Recovery in these dire circumstances absolutely requires investment in the bottom 99% economy, and the only potential source of money for that is the top 1% economy. We’ve tried everything else, and it has only succeeded in greater wealth transference – to the top.
Look at it this way: Suppose the top marginal income tax rate was suddenly raised back up to 70%, where it was when Reagan took office, that corporation owners and principals were required to pay a similar rate on capital gains above a reasonable amount, and that corporations were required to pay higher taxes on earnings. The government would raise, it appears, more than $500 billion of additional annual revenues, perhaps substantially more. If that additional revenue was raised and circulated back through the bottom 99% economy — in support of small middle-class businesses and infrastructure, health care, education, and the social safety net — there would be a major stimulation of the economy, balanced budgets, a reduction of the national debt, and perhaps even a decrease in the rate of consumer price inflation. We’d be moving back towards the more balanced, prosperous economy we abandoned in 1980. Shouldn’t that hypothetical be more than enough to persuade us that our failure to maintain progressive taxation (taxation that prevents continuously growing inequality) has been our fundamental problem?

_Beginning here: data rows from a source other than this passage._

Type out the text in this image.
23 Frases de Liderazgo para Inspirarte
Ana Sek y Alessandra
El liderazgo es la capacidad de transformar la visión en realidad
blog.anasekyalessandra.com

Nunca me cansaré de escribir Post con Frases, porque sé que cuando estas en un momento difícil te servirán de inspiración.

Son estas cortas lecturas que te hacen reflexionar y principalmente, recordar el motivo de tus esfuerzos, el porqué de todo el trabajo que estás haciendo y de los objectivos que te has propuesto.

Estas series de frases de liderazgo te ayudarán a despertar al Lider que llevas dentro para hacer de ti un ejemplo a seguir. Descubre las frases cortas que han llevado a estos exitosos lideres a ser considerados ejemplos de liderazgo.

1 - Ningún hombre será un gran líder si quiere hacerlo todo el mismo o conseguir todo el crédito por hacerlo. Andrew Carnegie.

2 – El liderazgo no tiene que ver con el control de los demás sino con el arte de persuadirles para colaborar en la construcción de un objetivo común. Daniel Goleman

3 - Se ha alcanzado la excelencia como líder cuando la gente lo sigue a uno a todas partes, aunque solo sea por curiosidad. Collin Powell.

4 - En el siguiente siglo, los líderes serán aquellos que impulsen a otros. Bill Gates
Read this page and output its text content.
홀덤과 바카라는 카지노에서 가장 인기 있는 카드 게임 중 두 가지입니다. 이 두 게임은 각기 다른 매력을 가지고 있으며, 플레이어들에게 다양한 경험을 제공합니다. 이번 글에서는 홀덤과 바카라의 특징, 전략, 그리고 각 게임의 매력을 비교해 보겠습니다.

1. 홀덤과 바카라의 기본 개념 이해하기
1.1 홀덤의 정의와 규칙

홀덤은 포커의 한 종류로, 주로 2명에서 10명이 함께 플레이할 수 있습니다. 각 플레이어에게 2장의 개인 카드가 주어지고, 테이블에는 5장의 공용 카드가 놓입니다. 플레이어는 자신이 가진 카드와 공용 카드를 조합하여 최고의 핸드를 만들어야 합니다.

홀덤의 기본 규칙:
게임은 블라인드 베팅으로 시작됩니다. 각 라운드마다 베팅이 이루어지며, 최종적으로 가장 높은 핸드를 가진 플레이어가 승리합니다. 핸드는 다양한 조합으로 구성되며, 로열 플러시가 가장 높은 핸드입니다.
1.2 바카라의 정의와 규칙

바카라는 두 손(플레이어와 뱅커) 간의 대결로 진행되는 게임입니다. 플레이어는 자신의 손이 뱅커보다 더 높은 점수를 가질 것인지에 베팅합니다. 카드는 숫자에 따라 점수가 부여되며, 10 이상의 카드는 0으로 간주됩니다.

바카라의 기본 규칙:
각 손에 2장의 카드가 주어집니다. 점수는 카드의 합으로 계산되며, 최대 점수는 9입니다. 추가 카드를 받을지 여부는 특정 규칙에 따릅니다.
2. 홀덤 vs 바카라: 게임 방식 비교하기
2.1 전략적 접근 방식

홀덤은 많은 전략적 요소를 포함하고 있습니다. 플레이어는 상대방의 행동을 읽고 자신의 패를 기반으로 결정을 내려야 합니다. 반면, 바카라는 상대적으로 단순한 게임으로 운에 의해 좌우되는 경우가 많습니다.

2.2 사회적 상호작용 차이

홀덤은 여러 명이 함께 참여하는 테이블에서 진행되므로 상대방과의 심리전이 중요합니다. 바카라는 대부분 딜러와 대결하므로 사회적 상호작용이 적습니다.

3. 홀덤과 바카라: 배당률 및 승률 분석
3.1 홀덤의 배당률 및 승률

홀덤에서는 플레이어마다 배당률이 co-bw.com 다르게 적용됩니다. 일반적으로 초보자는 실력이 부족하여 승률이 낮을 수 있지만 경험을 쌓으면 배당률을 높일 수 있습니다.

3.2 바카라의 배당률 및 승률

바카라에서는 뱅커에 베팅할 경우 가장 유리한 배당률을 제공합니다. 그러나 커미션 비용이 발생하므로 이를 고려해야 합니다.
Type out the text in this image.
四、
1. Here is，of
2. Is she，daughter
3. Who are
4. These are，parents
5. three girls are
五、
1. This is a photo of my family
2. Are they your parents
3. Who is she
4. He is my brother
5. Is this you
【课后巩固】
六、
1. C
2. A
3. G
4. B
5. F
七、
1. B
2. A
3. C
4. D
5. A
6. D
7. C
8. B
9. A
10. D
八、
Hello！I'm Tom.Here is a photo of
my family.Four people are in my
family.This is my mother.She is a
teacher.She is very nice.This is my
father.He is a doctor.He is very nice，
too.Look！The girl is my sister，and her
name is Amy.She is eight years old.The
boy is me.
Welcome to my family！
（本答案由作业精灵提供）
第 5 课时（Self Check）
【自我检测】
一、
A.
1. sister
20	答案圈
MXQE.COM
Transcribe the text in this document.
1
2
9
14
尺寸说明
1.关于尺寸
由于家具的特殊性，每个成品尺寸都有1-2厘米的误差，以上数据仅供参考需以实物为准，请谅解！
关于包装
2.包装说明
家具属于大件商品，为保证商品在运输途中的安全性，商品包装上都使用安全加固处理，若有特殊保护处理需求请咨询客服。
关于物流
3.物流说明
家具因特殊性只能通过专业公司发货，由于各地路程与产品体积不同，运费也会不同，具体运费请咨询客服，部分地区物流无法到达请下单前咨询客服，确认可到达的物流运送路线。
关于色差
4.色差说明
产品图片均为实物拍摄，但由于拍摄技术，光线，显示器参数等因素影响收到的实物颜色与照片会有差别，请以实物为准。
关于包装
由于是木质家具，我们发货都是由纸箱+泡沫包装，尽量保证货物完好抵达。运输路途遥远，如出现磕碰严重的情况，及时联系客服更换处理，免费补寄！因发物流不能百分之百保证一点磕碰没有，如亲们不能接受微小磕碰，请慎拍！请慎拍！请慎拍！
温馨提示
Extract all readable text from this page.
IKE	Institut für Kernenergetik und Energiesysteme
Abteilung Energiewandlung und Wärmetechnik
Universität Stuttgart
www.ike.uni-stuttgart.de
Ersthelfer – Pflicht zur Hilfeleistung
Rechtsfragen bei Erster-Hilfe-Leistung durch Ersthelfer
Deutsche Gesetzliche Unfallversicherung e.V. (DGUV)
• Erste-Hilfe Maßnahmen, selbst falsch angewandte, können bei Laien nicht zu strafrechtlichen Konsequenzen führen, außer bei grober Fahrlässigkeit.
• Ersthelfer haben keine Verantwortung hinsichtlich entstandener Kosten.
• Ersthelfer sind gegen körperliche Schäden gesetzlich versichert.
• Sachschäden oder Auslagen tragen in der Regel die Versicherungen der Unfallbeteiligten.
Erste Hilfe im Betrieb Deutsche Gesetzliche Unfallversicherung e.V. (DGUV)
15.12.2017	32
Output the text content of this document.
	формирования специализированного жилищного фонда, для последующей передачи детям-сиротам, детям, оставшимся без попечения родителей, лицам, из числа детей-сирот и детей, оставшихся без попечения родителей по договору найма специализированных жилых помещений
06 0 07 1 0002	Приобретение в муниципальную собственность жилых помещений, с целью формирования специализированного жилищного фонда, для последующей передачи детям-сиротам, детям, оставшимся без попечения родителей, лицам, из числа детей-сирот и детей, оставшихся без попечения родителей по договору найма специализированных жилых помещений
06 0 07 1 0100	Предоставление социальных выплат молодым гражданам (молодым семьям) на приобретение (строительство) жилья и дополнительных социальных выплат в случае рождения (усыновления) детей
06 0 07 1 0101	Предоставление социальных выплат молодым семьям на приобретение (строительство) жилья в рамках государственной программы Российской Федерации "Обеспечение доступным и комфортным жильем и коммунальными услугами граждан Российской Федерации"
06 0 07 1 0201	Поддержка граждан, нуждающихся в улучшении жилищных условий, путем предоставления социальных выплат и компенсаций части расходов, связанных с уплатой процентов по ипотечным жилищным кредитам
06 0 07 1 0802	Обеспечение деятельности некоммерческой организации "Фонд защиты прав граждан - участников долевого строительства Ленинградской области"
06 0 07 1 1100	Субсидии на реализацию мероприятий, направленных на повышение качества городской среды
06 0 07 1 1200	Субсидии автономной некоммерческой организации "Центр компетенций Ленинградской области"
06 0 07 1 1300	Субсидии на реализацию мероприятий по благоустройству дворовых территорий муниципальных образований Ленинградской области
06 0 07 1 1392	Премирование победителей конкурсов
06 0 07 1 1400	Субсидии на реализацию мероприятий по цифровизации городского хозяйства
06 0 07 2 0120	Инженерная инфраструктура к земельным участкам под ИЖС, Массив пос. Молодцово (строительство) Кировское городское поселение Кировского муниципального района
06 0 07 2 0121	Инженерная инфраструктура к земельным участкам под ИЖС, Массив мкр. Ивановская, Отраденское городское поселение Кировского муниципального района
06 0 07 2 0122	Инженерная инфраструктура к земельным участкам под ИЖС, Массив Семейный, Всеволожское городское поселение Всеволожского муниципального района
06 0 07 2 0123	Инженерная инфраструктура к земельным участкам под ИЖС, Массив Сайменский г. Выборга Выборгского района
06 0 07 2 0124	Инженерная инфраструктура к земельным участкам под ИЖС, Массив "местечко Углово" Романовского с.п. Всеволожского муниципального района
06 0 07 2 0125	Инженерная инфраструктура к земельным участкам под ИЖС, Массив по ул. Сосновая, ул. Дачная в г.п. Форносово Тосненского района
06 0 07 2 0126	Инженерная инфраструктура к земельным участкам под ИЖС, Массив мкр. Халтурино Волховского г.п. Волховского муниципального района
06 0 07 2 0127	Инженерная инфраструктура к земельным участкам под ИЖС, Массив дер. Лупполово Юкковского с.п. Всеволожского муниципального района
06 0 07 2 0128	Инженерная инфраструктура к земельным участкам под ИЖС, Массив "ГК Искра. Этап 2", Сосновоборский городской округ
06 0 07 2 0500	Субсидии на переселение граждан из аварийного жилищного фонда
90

Think about what will happen if we don’t substantially improve tax progressivity. The bottom 99% economy will continue to shrink, and things will keep getting worse. Yes, I’m predicting an inevitable “bottom 99% apocalypse,” but please don’t confuse that with the apocalyptic future imagined by the deficit hawks that Krugman rails against so vociferously. I’m not predicting a blowout (unless, of course, the government defaults on its debt). Instead, I’m talking about a steady leak, until the tires eventually go flat and the economy stalls. Who knows how long that will take? The process is slowed by the continuing federal borrowing, but more and more that additional money just goes straight into the coffers of the rich.
We have to plug the leak, and taxation offers the only remedy. The Keynesian remedies are not working, and cannot work. But Krugman and his fellow neoclassical Keynesians assume there is no leak, that the economy can recover, eventually, as if redistribution is no problem at all. They would tweek monetary policy, when it becomes possible to do so, and otherwise just sit around and wait for the economy to revive of its own accord. Don’t worry, be happy, Krugman advises:
So the next time you see some serious-looking man in a suit declaring that we’re teetering on the precipice of fiscal doom, don’t be afraid. He and his friends have been wrong about everything so far, and they literally have no idea what they’re talking about.
But as he rails contemptuously against the “fantasies of fiscal apocalypse,” Paul Krugman spreads his own neoclassical fantasy, and it’s a very dangerous one. He should be afraid — we all need to be afraid — of the bottom 99% apocalypse waiting just down the road.